Lawmakers stake out turf as special session nears

– In just over a month, tax collection projections for Indiana plummeted nearly $1.1 billion, according to a revised revenue forecast given to lawmakers and administration officials Wednesday.

The report sets up a showdown during the expected June special session to adopt a new state budget. At odds are Republicans, who want to hold state spending flat with possible cuts, squaring off against Democrats, who don’t want to hurt students and teachers.

Gov. Mitch Daniels, who questioned the accuracy of the last revenue report received in mid-April, welcomed the May report as a starting point for discussions.

“I think the forecast is a lot closer to reality. It certainly underscores the need for caution … that the budget they were looking at last month would have been a disaster,” he said. “There will be more than a billion dollars less money coming in than the legislature was pretending at the time. So fine, let’s deal with this unpleasant reality. We’ll have to do it by keeping our spending very much under control, and we’ve got to keep some money in reserve until we know we are beginning to see a recovery.”

Senate Appropriations Chairman Luke Kenley, R-Noblesville, and others acknowledged that lawmakers will have to trim about $1 billion from the final failed budget that was under consideration on the last night of the legislative session to maintain reserves of about $1.3 billion.

“I would say that this is a great forecast for all the people who wanted to take a meat ax to education and job creation efforts,” said Rep. Scott Pelath, D-Michigan City. “There are a lot of folks certainly on the House side that want to keep a reasonable amount of reserves, but they don’t want to gut education just so the governor feels like he has the surplus figure that’s fun to say.”

State budget officials will present Daniels’ budget proposal Tuesday that will include details on school funding, the use of federal stimulus money and likely will outline additional cuts.

Then, a special committee of Republican and Democratic lawmakers will consider the plan in hearings, with a tentative special session date set for June 15. The current state budget runs out June 30.

Wednesday’s updated forecast said the state will take in $444 million less than previously expected during the current fiscal year, ending in June.

In addition, it said, nearly $650 million less will be collected during the next two fiscal years, compared with the April forecast.

Kenley tried to put a positive spin on the situation, saying lawmakers could flatline the budget and use $2 billion in federal stimulus aid to fill in where state dollars would usually go to avoid deep cuts other states are making.

“We have to have the discipline to live on that level basis,” he said.

But Rep. Jeff Espich, R-Uniondale, pointed out that Indiana is expected to take in less money this fiscal year than it did in 2008 – before the legislature raised the sales tax to cover $1 billion in new property tax relief obligations.

And although Espich and other Republicans didn’t trust the April revenue forecast, Democrats now question why the new forecast dovetails so closely to Republican Daniels’ predictions when the session ended.

“Certainly if you do the forecast enough times you end up getting the answer that you want,” Pelath said. “We’ve always had a lot of faith in the forecast process, but the administration started undermining the credibility of it.
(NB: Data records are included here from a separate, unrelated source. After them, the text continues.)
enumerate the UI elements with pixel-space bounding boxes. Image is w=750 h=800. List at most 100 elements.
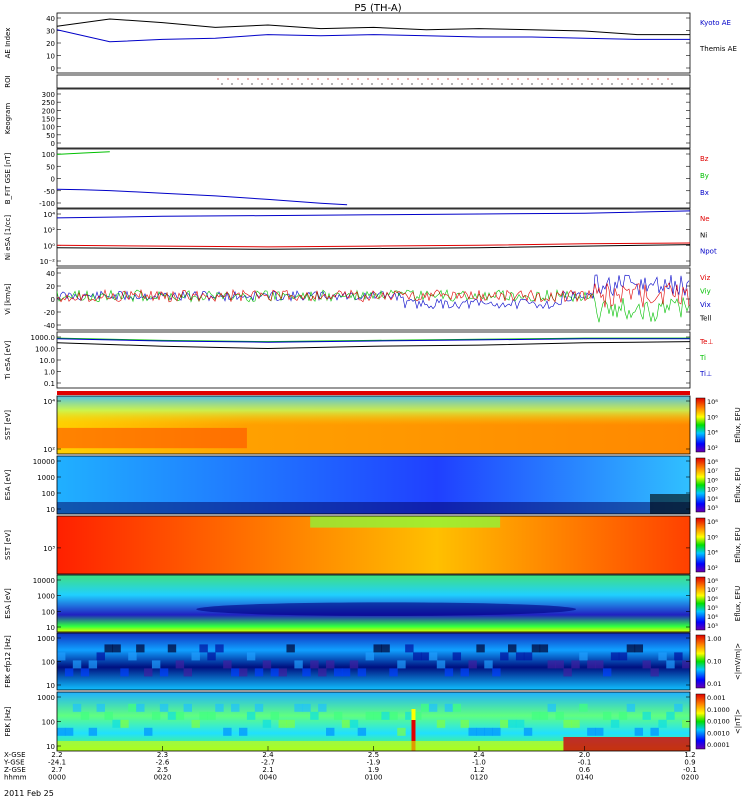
legend-entry: Vix (700, 301, 711, 309)
x-tick-label: 0120 (470, 774, 488, 782)
spectrogram-cell (650, 668, 659, 677)
spectrogram-cell (484, 727, 493, 736)
y-axis-label: SST [eV] (4, 410, 12, 440)
y-axis-label: Ni eSA [1/cc] (4, 215, 12, 261)
spectrogram-cell (468, 660, 477, 669)
x-axis-row-label: Y-GSE (3, 759, 25, 767)
legend-entry: Te⊥ (699, 338, 714, 346)
colorbar-label: <|nT|> (734, 709, 742, 734)
roi-mark (517, 78, 519, 80)
roi-mark (611, 83, 613, 85)
roi-mark (317, 78, 319, 80)
series-line-themis-ae (56, 18, 690, 36)
roi-mark (357, 78, 359, 80)
roi-mark (451, 83, 453, 85)
x-tick-label: 0000 (48, 774, 66, 782)
y-tick-label: 1000 (37, 474, 55, 482)
y-axis-label: ESA [eV] (4, 588, 12, 619)
legend-entry: Bz (700, 155, 709, 163)
roi-mark (621, 83, 623, 85)
roi-mark (587, 78, 589, 80)
roi-mark (371, 83, 373, 85)
plot-title: P5 (TH-A) (354, 3, 401, 14)
panel-sst-elec: SST [eV] 10³ 10⁸ 10⁶ 10⁴ 10² Eflux, EFU (4, 515, 742, 575)
velocity-trace (56, 282, 690, 308)
y-tick-label: 250 (42, 99, 55, 107)
roi-mark (491, 83, 493, 85)
roi-mark (647, 78, 649, 80)
spectrogram-band (196, 602, 577, 617)
spectrogram-cell (207, 711, 216, 720)
colorbar-tick-label: 10³ (707, 504, 718, 512)
y-tick-label: 100 (42, 659, 55, 667)
spectrogram-cell (610, 652, 620, 661)
x-tick-label: 0100 (365, 774, 383, 782)
y-tick-label: 1000 (37, 635, 55, 643)
series-line-npot (56, 244, 691, 250)
spectrogram-cell (389, 711, 398, 720)
spectrogram-cell (333, 668, 343, 677)
roi-mark (397, 78, 399, 80)
spectrogram-band (563, 737, 690, 751)
y-tick-label: 300 (42, 91, 55, 99)
spectrogram-cell (112, 719, 121, 728)
panel-frame (56, 74, 691, 89)
y-tick-label: 10² (43, 227, 55, 235)
colorbar-tick-label: 10⁷ (707, 586, 718, 594)
roi-mark (671, 83, 673, 85)
y-tick-label: 1000.0 (31, 334, 56, 342)
x-tick-label: 2.4 (262, 751, 274, 759)
spectrogram-cell (310, 660, 319, 669)
spectrogram-cell (254, 668, 264, 677)
roi-mark (407, 78, 409, 80)
y-tick-label: 10 (46, 682, 55, 690)
spectrogram-band (310, 516, 501, 528)
spectrogram-cell (658, 719, 667, 728)
spectrogram-cell (238, 668, 248, 677)
colorbar-tick-label: 10² (707, 444, 718, 452)
roi-mark (541, 83, 543, 85)
spectrogram-cell (373, 644, 382, 653)
spectrogram-cell (436, 719, 446, 728)
spectrogram-cell (231, 703, 240, 712)
roi-mark (567, 78, 569, 80)
roi-mark (251, 83, 253, 85)
spectrogram-cell (547, 660, 556, 669)
panel-frame (56, 515, 691, 575)
panel-roi: ROI (4, 74, 691, 89)
y-tick-label: 1000 (37, 694, 55, 702)
spectrogram-cell (294, 660, 303, 669)
colorbar-tick-label: 1.00 (707, 635, 721, 643)
series-line-ne (56, 242, 691, 248)
y-tick-label: 10³ (43, 545, 55, 553)
y-axis-label: ESA [eV] (4, 469, 12, 500)
roi-mark (501, 83, 503, 85)
roi-mark (261, 83, 263, 85)
spectrogram-cell (254, 703, 264, 712)
spectrogram-cell (674, 703, 683, 712)
y-tick-label: 0 (51, 65, 55, 73)
spectrogram-cell (595, 727, 604, 736)
colorbar-tick-label: 10² (707, 564, 718, 572)
spectrogram-cell (183, 668, 193, 677)
spectrogram-cell (642, 660, 651, 669)
spectrogram-cell (159, 703, 169, 712)
roi-mark (667, 78, 669, 80)
roi-mark (431, 83, 433, 85)
spectrogram-cell (634, 727, 644, 736)
colorbar-tick-label: 0.0100 (707, 718, 730, 726)
x-tick-label: 2.0 (579, 751, 590, 759)
y-axis-label: ROI (4, 75, 12, 87)
spectrogram-cell (120, 668, 129, 677)
colorbar-label: Eflux, EFU (734, 467, 742, 502)
roi-mark (221, 83, 223, 85)
colorbar (695, 693, 706, 750)
roi-mark (477, 78, 479, 80)
roi-mark (241, 83, 243, 85)
x-tick-label: -0.1 (578, 759, 592, 767)
roi-mark (617, 78, 619, 80)
spectrogram-cell (96, 652, 105, 661)
spectrogram-cell (215, 703, 224, 712)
Now we have a revised forecast that seems to be giving them the answers they want, and naturally we’re going to wonder about how those answers were arrived at.”

The forecast is the consensus of a technical committee made up of Republican and Democratic fiscal staffers. House and Senate leaders this time appointed bipartisan outside fiscal experts to help.

The group added several economic variables to its methodology that haven’t been used in the past to more accurately reflect the deteriorating revenue picture.

“Revenue forecasting is more of an art than it is a science,” Senate Republican fiscal staffer Dan Novreske said. “The old equations didn’t seem to be tracking what we were seeing in actual collections.”

House Ways and Means Chairman Bill Crawford, D-Indianapolis, said he needs to analyze the changes made, but he is uncomfortable with the new forecast.

He said a $1 billion loss is plausible but it has not yet been proved.

“We want to make sure we don’t adopt a hunker-down mentality … and allow our infrastructure to decline unnecessarily,” he said.